Both liberals and conservatives lament — at least privately — that neither Mr. Bush nor Mr. Kerry has made judicial nominations a central issue of the presidential campaign. Strategists on both sides figured the debate would spill across the country during the presidential campaign.

Some of the most bitter battles in Mr. Bush’s term have revolved around the president’s nominees to federal courts, many of whom have been blocked by Senate Democrats, including several whose nomination votes have been filibustered in the Senate.

Activists yesterday seized on the news of Chief Justice Rehnquist’s illness to call voters’ attention to the role the president plays in choosing the federal judiciary.

If Reagan appointee Robert Bork — whose Supreme Court nomination was rejected by the Democrat-controlled Senate in 1987 — had been confirmed, “Roe v. Wade would already have been overturned,” said Mr. Neas, referring to the decision that guarantees the right to abortion.

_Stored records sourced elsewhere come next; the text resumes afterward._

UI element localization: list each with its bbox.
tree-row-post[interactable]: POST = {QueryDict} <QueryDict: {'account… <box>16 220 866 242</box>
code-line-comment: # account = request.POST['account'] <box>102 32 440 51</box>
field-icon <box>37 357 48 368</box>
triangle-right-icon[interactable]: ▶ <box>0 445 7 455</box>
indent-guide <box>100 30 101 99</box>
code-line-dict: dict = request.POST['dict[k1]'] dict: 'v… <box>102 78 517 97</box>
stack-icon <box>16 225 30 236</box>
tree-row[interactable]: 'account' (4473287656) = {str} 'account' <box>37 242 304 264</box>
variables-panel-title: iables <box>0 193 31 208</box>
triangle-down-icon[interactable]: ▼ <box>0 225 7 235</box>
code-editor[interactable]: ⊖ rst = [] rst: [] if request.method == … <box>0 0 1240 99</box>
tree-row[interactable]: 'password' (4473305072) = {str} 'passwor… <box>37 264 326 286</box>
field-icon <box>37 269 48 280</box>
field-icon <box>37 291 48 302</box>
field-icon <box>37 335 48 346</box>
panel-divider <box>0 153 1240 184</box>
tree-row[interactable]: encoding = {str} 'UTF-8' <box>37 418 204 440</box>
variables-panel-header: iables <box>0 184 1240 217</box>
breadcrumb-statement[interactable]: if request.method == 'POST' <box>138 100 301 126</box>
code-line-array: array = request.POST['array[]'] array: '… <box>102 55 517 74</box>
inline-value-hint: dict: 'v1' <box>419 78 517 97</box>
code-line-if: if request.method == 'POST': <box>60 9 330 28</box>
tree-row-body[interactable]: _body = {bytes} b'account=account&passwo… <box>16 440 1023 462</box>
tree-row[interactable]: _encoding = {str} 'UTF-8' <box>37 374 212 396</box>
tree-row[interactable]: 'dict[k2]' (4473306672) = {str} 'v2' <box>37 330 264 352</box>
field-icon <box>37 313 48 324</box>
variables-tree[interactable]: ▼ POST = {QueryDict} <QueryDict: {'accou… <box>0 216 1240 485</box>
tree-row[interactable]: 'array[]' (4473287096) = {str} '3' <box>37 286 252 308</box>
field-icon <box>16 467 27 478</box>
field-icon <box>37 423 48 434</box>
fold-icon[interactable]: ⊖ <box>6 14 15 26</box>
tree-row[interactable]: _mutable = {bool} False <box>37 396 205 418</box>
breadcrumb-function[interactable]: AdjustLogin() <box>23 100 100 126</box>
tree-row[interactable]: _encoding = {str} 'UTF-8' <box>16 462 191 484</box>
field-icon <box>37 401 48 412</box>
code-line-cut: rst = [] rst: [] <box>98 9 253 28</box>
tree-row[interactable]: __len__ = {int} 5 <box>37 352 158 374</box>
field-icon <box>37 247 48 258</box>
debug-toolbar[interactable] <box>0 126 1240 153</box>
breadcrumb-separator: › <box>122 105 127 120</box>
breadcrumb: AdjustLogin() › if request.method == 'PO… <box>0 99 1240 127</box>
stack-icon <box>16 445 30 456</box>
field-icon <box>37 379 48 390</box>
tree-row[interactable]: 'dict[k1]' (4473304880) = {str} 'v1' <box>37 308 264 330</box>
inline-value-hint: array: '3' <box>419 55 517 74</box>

Mr. Rushton said the prospect of Chief Justice Rehnquist’s retirement frightens conservatives even more.

“People don’t want a court that is going to set a whole lot of social policy or completely scrub religion from the public square,” he said. “Average folks don’t want the court mandating gay marriage.”

Elizabeth Cavendish, interim president of NARAL Pro-Choice America, called the news “a sobering reminder of just how high the stakes are in this election” and said Mr. Bush “cannot be trusted” to nominate people to the Supreme Court.

“If President Bush were to nominate Supreme Court justices in the mode of judges he has named so far, the right to privacy and right to choose [abortion] would be doomed,” she said. “Americans who believe in choice will show up in record numbers next Tuesday to make sure that does not happen.”